Questo per spiegarti perché sono in angoscia.
Per il resto sto bene. Faccio tantissime cose e sono purtroppo molto stanco, spesso. Non verrò a Milano per Natale perché devo andare a Montecarlo a trovare i miei, che vivono lì.
Scrivimi lì qualcosa durante le vacanze.
Io ti scriverò ancora.
Mi pare che ci sia qualcosa fra noi che ci permette di capirci – che va oltre la rispettiva culattonaggine – e di dirci qualcosa. Saluta tutti gli amici, Milo particolarmente.
Proseguono le sedute poetiche? E il progetto per la rivista?
 Does it go on?
 Scrivi. Baci

Mario

1. La mia amicizia con Mario Mieli nacque all’insegna della poesia nell’inverno 1969-70 – a presentarci fu Milo De Angelis – e proseguì fino al suicidio di Mario nel 1983: oggi 12 marzo ricorre il trentennale. Il gruppo di giovanissimi poeti che ogni giovedì sera si riuniva a casa di Angelo Lumelli a Porta Romana a Milano comprendeva anche Michelangelo Coviello. Mario ed io fraternizzammo subito, con confidenze: eravamo entrambi “presi” da Coviello e in qualche modo in competizione. Ma c’era anche molto fair play tra noi e persino un vago corteggiamento reciproco.
E’ miracoloso che dopo quarant’anni e tanti traslochi, spostamenti, traversie, si siano conservate le sue poesie ed alcune lettere: le ho ritrovate casualmente in un plico contenente la prima stesura di un capitolo della mia tesi di laurea, mentre stavo impacchettando quelle carte per il Fondo Manoscritti di Pavia. La lettera qui trascritta mi pare utile per decifrare il clima politico di quegli anni. E non stupisca il lessico: termini oggi impronunciabili come “negro”, allora erano d’uso assolutamente corrente; anche “culattonaggine” al posto di omosessualità oggi sarebbe improponibile persino in un contesto milanese.

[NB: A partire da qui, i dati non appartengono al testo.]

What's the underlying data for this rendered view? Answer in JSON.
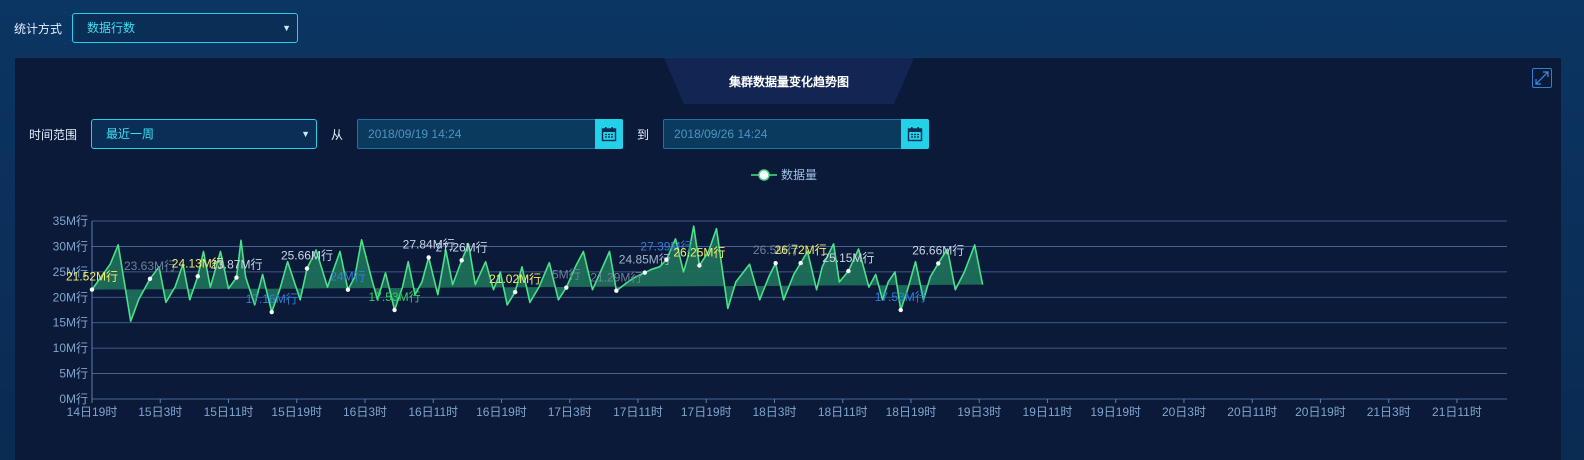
{
  "top": {
    "stat_label": "统计方式",
    "stat_value": "数据行数"
  },
  "panel": {
    "title": "集群数据量变化趋势图"
  },
  "range": {
    "label": "时间范围",
    "value": "最近一周",
    "from_label": "从",
    "from_date": "2018/09/19 14:24",
    "to_label": "到",
    "to_date": "2018/09/26 14:24"
  },
  "icons": {
    "expand": "expand-icon",
    "calendar": "calendar-icon",
    "caret": "caret-down-icon"
  },
  "colors": {
    "accent": "#23d2e8",
    "line": "#4be08a",
    "area": "#1f6e58"
  },
  "chart_data": {
    "type": "area",
    "series": [
      {
        "name": "数据量"
      }
    ],
    "y_unit": "M行",
    "ylim": [
      0,
      35
    ],
    "y_ticks": [
      "0M行",
      "5M行",
      "10M行",
      "15M行",
      "20M行",
      "25M行",
      "30M行",
      "35M行"
    ],
    "x_ticks": [
      "14日19时",
      "15日3时",
      "15日11时",
      "15日19时",
      "16日3时",
      "16日11时",
      "16日19时",
      "17日3时",
      "17日11时",
      "17日19时",
      "18日3时",
      "18日11时",
      "18日19时",
      "19日3时",
      "19日11时",
      "19日19时",
      "20日3时",
      "20日11时",
      "20日19时",
      "21日3时",
      "21日11时"
    ],
    "x": [
      0,
      0.8,
      1.15,
      1.7,
      2.05,
      2.55,
      2.95,
      3.25,
      3.65,
      4.0,
      4.3,
      4.65,
      4.9,
      5.2,
      5.65,
      6.0,
      6.35,
      6.55,
      6.75,
      7.15,
      7.5,
      7.9,
      8.25,
      8.6,
      9.15,
      9.45,
      9.85,
      10.35,
      10.5,
      10.9,
      11.25,
      11.55,
      11.85,
      12.3,
      12.55,
      12.9,
      13.3,
      13.65,
      13.9,
      14.2,
      14.5,
      14.8,
      15.2,
      15.55,
      15.85,
      16.25,
      16.55,
      16.85,
      17.3,
      17.65,
      17.95,
      18.25,
      18.6,
      18.9,
      19.25,
      19.65,
      20.1,
      20.5,
      20.85,
      21.25,
      21.6,
      22.0,
      22.4,
      22.75,
      23.05,
      23.55,
      23.9,
      24.3,
      24.6,
      24.95,
      25.25,
      25.65,
      26.0,
      26.2,
      26.45,
      26.7,
      27.1,
      27.45,
      27.95,
      28.3,
      28.9,
      29.35,
      29.75,
      30.05,
      30.4,
      30.85,
      31.15,
      31.45,
      31.85,
      32.1,
      32.6,
      32.85,
      33.25,
      33.7,
      34.15,
      34.45,
      34.75,
      35.0,
      35.3,
      35.55,
      35.85,
      36.2,
      36.55,
      36.85,
      37.2,
      37.6,
      37.95,
      38.35,
      38.8,
      39.15,
      39.45,
      39.85,
      40.25,
      40.6,
      40.95,
      41.2,
      41.6,
      42.15,
      42.4,
      42.8,
      43.2,
      43.6,
      44.0,
      44.45,
      44.9,
      45.35,
      45.7,
      46.15,
      46.55,
      46.95,
      47.3,
      47.6,
      47.95,
      48.25,
      48.6,
      48.85,
      49.1,
      49.35,
      49.65,
      50.05,
      50.45,
      50.8,
      51.15,
      51.45,
      51.65,
      52.15,
      52.45,
      52.75,
      53.0,
      53.3,
      53.65,
      54.0,
      54.4,
      54.75,
      55.0,
      55.35,
      55.75,
      56.15,
      56.45,
      56.85,
      57.2,
      57.65,
      58.0,
      58.35,
      58.65,
      59.05,
      59.5,
      59.9,
      60.2
    ],
    "y": [
      21.52,
      26.5,
      30.3,
      15.3,
      19.5,
      23.63,
      26.0,
      19.0,
      22.0,
      26.5,
      19.5,
      24.13,
      29.0,
      22.0,
      29.0,
      21.7,
      23.87,
      31.2,
      24.0,
      18.5,
      24.5,
      17.1,
      21.5,
      27.0,
      19.5,
      25.66,
      29.3,
      22.0,
      24.0,
      29.0,
      21.5,
      24.0,
      31.3,
      23.5,
      19.5,
      24.8,
      17.5,
      22.0,
      27.0,
      20.5,
      23.0,
      27.84,
      20.5,
      29.3,
      22.5,
      27.26,
      30.5,
      22.5,
      27.0,
      21.5,
      25.0,
      18.5,
      21.02,
      26.0,
      19.0,
      22.0,
      26.8,
      19.5,
      21.9,
      26.0,
      29.0,
      21.5,
      25.5,
      29.0,
      21.29,
      23.0,
      24.0,
      24.85,
      25.5,
      26.0,
      27.39,
      31.5,
      25.0,
      28.0,
      34.0,
      26.25,
      29.0,
      33.5,
      17.8,
      23.0,
      26.5,
      19.5,
      24.0,
      26.7,
      19.5,
      24.5,
      26.72,
      29.0,
      21.5,
      26.0,
      30.5,
      23.0,
      25.15,
      29.5,
      22.0,
      24.5,
      19.5,
      23.0,
      25.0,
      17.5,
      21.5,
      27.0,
      19.5,
      24.0,
      26.66,
      29.5,
      21.5,
      25.0,
      30.3,
      22.5
    ],
    "labels": [
      "21.52M行",
      "23.63M行",
      "24.13M行",
      "23.87M行",
      "17.16M行",
      "25.66M行",
      "24M行",
      "17.53M行",
      "27.84M行",
      "27.26M行",
      "21.02M行",
      "5M行",
      "21.29M行",
      "24.85M行",
      "27.39M行",
      "26.25M行",
      "26.5M行",
      "26.72M行",
      "25.15M行",
      "17.53M行",
      "26.66M行"
    ],
    "grid": true,
    "legend_position": "top-center"
  }
}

2. Ma che dolcezza rileggere oggi le poesie di Mario! Nell’insieme mi sembra che tengano ancora. Anche le meno riuscite hanno un guizzo, almeno nel finale. Ne riporto qui una, intitolata Febbraio 71, con quel terzo verso dove Mario scrive “mi rupperò”, intrecciando funambolicamente passato remoto e futuro, e con quelle puntuali sue note da studente di filosofia.

Quando
assetato
mi rupperò le vene
per bere del mio sangue,
l’interazione – Fàrsalo –
si chiuderà in me stesso.
Chissà se circollocuzione
degli spazi ancora mi tra-
scinerà in desiderio. O del tondo
supremo concepissi
mirandomi la spinta.

Raggi di ragnatela
inghiottiti dal loro
insetto, avrete un bel fare
a chiamarmi: io non v’ho udito!
Ma:
se perdo il fenomeno
chi sono me stesso…

Edìo annegandomi:
non permane svuotata
mente d’angelo. La pura forma
innata, sciolto al gioco
del plasma l’intelletto, non coglie
neppure l’accartoccio

spirale
di cialda surreale
che non sussista.

Note
1^ strofa. Fàrsalo: l’immagine dei primi versi è tratta dalla Farsalia di Lucano, ove si narra di soldati che, morenti per la sete, si tagliarono le vene per bere il proprio sangue.
2^ strofa. Fenomeno: nell’accezione kantiana del termine.
3^ strofa. 1) Mente d’angelo: figura tratta da Schopenhauer, il “Mondo come volontà e rappresentazione”.
……………2) Intelletto: nell’accezione kantiana del termine.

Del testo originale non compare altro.